There are many reasons why you would need to estimate the value of a property. Typical reasons include estimating the value before purchase or sale, getting the accurate collateral value in the case of a loan application, for buying out a partner’s interest and so on.
For commercial investment purposes, both the borrower and the lender would protect their interests by understanding the value of the subject property. That value is the basis or foundation on which the loan amount will be calculated. For this reason, property valuation remains a vital first step for any commercial mortgage whether a soft money or hard money loan.
You may already be familiar with the more common traditional real estate appraisal. Estate appraisals are carried out by a third party. They are very comprehensive and are not biased in their estimate of market value.
The Brokers Price Opinion or BPO is another well-known option for estimating property value with some distinct characteristics to the Real Estate Appraisal.
What is the Brokers Price Opinion(BPO)?
Though many instruments for accurate commercial property valuation exist, for illustration purposes, we’ll compare the BPO with Real Estate Appraisal as many people already have a good understanding of how the appraisal work.
The major differences between BPO and appraisals are the cost of execution and the comprehensiveness of the finished report. BPOs are a fraction of the cost of appraisals because they are far less comprehensive. Appraisals require detailed and extensive examination of the target property.
Mortgage companies and lenders will use BPOs where they feel the complexity of an appraisal are unnecessary.
BPOs are also typically performed for divorce proceedings, foreclosure proceedings, short sale approvals, private estate valuations or where the broker has an intention to buy the property so the motives are quite different from that of a full appraisal.
Note that BPOs may be inadmissible in some instances like for making a tax appeal. The regulations regarding BPOs vary from state to state so check with a lawyer before ordering a BPO.
Types Of Brokers Price Opinions
There are two major types of BPOs: the Drive-By BPO and Internal BPO.
1. The Drive-By BPO
In a Drive-By BPO, the aim is not to alarm or disturb the residents of the house (usually the borrower). It is less intrusive. Typically, the house is still occupied by the borrower but the lender wants to have a good idea of the condition of the property if they need to foreclose in the near future.
hard money loan borrowersThe Drive-By BPO allows the appointed broker estimate the value without entering into an antagonistic situation with the borrower. But don’t be fooled by the name, the information collected in this type of BPO is not casual at all and will include things like; visual condition of the exterior, estimated room count, estimated square feet, conformity to neighborhood and zoning, etc.
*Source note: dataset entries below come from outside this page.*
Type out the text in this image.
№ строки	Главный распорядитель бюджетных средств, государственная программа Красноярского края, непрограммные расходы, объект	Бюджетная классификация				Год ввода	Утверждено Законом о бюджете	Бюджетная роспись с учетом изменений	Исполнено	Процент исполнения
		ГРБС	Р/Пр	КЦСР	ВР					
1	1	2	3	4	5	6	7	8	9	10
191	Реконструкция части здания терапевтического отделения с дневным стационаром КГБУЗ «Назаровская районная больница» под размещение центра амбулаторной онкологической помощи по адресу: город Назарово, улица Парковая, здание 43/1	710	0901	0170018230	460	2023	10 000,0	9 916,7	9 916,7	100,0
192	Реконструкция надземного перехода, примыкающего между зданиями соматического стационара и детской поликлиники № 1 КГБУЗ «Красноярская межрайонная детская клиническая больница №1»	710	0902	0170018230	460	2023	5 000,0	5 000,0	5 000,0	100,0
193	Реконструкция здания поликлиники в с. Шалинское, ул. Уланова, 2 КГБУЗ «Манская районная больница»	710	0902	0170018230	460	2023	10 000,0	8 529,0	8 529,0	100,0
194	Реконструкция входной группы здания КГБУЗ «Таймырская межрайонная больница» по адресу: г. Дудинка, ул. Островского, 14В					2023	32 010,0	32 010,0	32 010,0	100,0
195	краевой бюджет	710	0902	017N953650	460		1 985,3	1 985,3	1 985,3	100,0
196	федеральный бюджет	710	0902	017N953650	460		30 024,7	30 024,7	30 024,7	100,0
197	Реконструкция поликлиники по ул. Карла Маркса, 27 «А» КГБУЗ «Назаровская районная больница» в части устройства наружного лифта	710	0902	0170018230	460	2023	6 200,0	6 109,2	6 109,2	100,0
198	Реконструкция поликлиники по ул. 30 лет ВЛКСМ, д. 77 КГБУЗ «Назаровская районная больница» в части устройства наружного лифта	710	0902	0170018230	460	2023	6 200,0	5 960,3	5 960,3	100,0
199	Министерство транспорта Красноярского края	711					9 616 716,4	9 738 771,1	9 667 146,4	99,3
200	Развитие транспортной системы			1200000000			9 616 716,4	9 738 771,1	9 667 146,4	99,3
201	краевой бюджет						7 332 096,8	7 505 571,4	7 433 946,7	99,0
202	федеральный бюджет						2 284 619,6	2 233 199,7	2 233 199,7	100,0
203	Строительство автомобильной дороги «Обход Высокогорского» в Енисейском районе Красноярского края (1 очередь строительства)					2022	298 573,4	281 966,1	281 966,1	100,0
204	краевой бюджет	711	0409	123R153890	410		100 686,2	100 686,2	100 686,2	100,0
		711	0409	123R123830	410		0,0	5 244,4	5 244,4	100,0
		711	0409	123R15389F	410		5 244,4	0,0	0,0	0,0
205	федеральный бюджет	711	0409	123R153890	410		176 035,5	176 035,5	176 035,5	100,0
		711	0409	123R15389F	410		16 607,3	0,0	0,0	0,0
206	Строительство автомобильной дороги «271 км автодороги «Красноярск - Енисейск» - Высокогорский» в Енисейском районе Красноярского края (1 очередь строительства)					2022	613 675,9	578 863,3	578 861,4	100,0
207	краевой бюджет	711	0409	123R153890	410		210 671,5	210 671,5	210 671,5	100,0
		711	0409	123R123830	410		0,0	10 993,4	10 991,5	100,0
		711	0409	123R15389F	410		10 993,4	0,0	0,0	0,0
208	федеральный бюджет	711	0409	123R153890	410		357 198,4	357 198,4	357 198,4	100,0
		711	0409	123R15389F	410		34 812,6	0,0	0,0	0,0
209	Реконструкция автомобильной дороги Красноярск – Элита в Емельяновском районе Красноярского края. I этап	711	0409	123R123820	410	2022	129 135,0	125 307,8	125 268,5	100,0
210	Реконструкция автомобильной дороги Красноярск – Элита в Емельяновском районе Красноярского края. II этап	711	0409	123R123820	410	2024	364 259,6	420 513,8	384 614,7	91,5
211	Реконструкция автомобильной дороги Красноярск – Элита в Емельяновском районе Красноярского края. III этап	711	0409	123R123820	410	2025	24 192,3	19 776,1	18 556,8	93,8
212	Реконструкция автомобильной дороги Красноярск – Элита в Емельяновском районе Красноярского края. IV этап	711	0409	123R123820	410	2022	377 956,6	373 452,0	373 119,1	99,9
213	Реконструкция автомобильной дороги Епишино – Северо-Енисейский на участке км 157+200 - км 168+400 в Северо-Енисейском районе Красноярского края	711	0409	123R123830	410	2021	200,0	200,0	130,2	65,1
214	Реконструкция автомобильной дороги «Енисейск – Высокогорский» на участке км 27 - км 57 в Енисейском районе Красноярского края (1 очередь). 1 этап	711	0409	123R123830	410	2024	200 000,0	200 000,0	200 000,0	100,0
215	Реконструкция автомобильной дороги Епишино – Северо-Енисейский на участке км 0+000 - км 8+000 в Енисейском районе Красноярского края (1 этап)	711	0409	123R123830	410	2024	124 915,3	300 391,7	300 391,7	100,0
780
It’s a very tentative kind of valuation and a sort of discovery mission for the lender.
2. Internal BPOs
An internal BPO can happen when the lender has permission to enter the building or they know for a fact that the commercial property is vacant. A key prerequisite for an Internal BPO is that the building must be unoccupied or if occupied, they have been given permission for the visit.
This kind of BPO is a more similar to an appraisal since the broker is able to enter the property in question. In addition to the information collected in the Drive-By BPO, an Internal BPO will ask for accurate figures in things like room count and square footage rather than an estimate. The broker will also have to take pictures of the interior spaces and rooms in the house especially in an impending foreclosure situation. The risk is high that they will be some internal damage because of borrower’s tearing out fixtures since they know they are losing the property.
Since commercial real estate units are usually much larger than residential units, a more thorough BPO is desirable and beneficial and will give a more accurate property valuation figure. Though they cost more than the Drive-By BPO, the benefits are tipped in favor of using the Internal BPO.
How Does The Broker Arrive At A Final Opinion?
Many variables will affect the final estimated value of the property. The broker will consider things like the type and condition of the structure, wear and tear, parking space, room sizes and uses. He may also make a comparison with similar properties in the same neighborhood as a kind of benchmark when fixing the value. Any foreseen renovation costs are calculated and noted.
As you can see, except for the most experienced brokers, a Drive-By BPO may just be comparable to shooting in the dark when you consider all the information that is lost.
Using BPOs To Get Commercial Hard Money Loans
BPOs are becoming a popular choice for commercial hard money lenders and it’s easy to see why. The major attraction to borrowers is the benefit of closing the loan fast especially when they’re purchasing or refinancing a commercial property. Appraisals cost money and time but a fast BPO assessment will give the value of the property on which the loan figure will be based all within a shorter timeframe.
If you’re shopping for a commercial hard money loan, you can reduce the stress involved in the process by opting for a Brokers Price Opinion as it will do just fine in most instances. Your loan will be ready in record time making it possible for you to move on to other things.